NEXT SURGE OF KING TIDE PROJECT ABOUT TO RISE
If you can get to the coast with a camera January 19-21, you can play a role in this year’s King Tide project. The Oregon branch of this international volunteer effort to document the reach of the year’s highest tides is sponsored by the CoastWatch program of the Oregon Shores Conservation Coalition and the state’s Coastal Management Program, along with the Surfrider Foundation and local watershed councils.
This is the fifth year that Oregonians have been invited to participate. (The project began in Australia, where the highest annual tides are known as “king tides,” the source of the project’s name.) Documenting the highest reach of the tides tells us something about areas of the natural and built environments which are subject to erosion and flooding at present. It can also give us a preview of what to expect in the future as sea level rises.

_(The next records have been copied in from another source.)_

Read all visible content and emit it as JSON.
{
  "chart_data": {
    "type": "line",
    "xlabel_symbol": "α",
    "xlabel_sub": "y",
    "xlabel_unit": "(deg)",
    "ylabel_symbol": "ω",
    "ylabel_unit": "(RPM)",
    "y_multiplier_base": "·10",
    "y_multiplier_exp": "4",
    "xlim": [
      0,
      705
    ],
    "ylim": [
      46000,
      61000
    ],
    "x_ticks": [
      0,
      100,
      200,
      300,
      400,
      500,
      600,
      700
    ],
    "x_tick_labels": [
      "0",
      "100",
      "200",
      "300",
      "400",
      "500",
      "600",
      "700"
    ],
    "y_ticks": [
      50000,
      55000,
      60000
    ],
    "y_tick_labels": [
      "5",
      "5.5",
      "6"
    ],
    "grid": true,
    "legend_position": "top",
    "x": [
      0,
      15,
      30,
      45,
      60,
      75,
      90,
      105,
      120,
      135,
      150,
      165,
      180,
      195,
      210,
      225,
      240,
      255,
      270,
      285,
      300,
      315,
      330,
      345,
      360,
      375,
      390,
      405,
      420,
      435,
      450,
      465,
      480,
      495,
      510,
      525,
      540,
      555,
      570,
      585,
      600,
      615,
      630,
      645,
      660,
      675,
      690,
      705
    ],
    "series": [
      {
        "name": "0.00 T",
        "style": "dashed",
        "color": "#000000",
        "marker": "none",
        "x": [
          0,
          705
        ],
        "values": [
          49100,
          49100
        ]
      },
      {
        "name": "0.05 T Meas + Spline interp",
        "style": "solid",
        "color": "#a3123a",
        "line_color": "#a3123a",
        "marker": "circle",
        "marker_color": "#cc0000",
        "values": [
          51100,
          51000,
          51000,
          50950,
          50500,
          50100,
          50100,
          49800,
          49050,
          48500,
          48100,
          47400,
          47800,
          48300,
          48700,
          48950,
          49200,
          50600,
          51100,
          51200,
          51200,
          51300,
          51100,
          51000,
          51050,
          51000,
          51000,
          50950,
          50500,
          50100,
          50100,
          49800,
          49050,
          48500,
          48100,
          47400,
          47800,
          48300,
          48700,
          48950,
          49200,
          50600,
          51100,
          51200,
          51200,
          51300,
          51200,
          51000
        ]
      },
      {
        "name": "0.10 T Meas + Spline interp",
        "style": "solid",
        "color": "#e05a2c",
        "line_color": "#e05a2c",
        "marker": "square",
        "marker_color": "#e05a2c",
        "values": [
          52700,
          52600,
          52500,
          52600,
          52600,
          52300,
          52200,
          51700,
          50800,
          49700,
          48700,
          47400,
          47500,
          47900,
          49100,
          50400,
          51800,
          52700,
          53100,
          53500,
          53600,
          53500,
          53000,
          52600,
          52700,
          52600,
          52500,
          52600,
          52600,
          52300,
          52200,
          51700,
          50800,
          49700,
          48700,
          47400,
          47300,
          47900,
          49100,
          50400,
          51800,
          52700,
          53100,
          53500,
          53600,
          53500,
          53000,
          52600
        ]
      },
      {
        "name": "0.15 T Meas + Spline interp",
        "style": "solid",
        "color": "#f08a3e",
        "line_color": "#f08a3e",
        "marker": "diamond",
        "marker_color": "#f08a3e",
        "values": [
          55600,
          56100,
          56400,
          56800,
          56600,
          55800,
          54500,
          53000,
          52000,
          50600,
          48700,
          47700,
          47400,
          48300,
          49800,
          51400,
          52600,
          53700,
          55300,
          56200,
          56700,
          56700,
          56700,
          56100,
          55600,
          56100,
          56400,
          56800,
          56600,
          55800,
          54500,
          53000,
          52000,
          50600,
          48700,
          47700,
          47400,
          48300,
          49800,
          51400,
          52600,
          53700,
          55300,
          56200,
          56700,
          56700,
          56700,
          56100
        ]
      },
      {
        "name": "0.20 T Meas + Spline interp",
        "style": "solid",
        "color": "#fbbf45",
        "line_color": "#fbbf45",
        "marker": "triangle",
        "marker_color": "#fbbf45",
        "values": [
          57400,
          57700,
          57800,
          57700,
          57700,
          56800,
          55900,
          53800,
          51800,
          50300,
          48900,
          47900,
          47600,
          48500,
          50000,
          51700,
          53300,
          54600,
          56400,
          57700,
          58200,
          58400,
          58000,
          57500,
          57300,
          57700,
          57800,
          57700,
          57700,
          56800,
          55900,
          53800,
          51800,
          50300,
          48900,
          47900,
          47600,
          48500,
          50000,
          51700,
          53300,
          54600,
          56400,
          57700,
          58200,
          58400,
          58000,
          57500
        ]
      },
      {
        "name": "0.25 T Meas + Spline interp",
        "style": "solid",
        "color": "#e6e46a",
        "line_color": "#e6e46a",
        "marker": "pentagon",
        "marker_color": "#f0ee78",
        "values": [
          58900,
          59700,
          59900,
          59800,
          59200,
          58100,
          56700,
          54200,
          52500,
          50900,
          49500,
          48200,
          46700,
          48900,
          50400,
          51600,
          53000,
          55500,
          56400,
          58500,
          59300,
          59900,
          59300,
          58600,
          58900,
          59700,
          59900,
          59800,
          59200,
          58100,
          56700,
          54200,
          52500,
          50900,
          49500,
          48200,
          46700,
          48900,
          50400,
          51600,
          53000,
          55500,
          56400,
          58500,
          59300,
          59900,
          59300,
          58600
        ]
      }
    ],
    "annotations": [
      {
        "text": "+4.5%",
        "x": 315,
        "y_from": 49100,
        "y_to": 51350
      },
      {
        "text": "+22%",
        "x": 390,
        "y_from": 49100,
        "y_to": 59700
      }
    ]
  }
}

This year the project focuses on three sets of extreme tides: Dec. 21-23, Jan. 19-21, and Feb. 17-19. The first sequence is over, but photographers of every level of ability are needed to document the next set of high tides on Monday through Wednesday, Jan. 19-21, and again in February. Learn more about the project, and find links to tide tables and suggestions for posting photographs, at http://www.oregonkingtides.net/, or on the CoastWatch site, http://oregonshores.org/coastwatch.php5
Volunteers are asked to take photos at the highest point of the tide on those days. These can focus on any feature. Those that show the location of the tide in relation to the built environment (roads, seawalls, buildings) are especially useful in demonstrating impending threats. The ideal photo would be taken from a location where the photographer can return later at an ordinary high tide to take a comparison shot.
CoastWatch is making a special effort to organize photographers to document the
reach of the King Tides in the vicinity of Oregon’s new marine reserves (Cape Falcon, Cascade Head, Otter Rock, Cape Perpetua and Redfish Rocks). If willing to help with this citizen science project and seeking directions to areas it would be particularly valuable to document, contact Fawn Custer, CoastWatch’s volunteer coordinator, at (541) 270-0027, firstname.lastname@example.org.
Participating photographers are asked to post their photographs on the project’s Flickr site, http://www.flickr.com/groups/oregonkingtides/. Those who don’t wish to use Flickr can e-mail their photo files to email@example.com.
For more information about the technical aspects of the project, please contact Andy Lanier, coastal resources specialist with the Oregon Coastal Management Program, (503) 934-0072, firstname.lastname@example.org.
At the conclusion of the project, a celebration will be held beginning at 5:30 p.m. on Friday, Feb. 20, at the South Beach location of the Rogue Brewery in Newport. The best of the King Tide photos will be shown, photographers will be on hand to comment, and there will be a special speaker. The event is free and open to all, with some refreshments provided, and beer and meals available from the Rogue.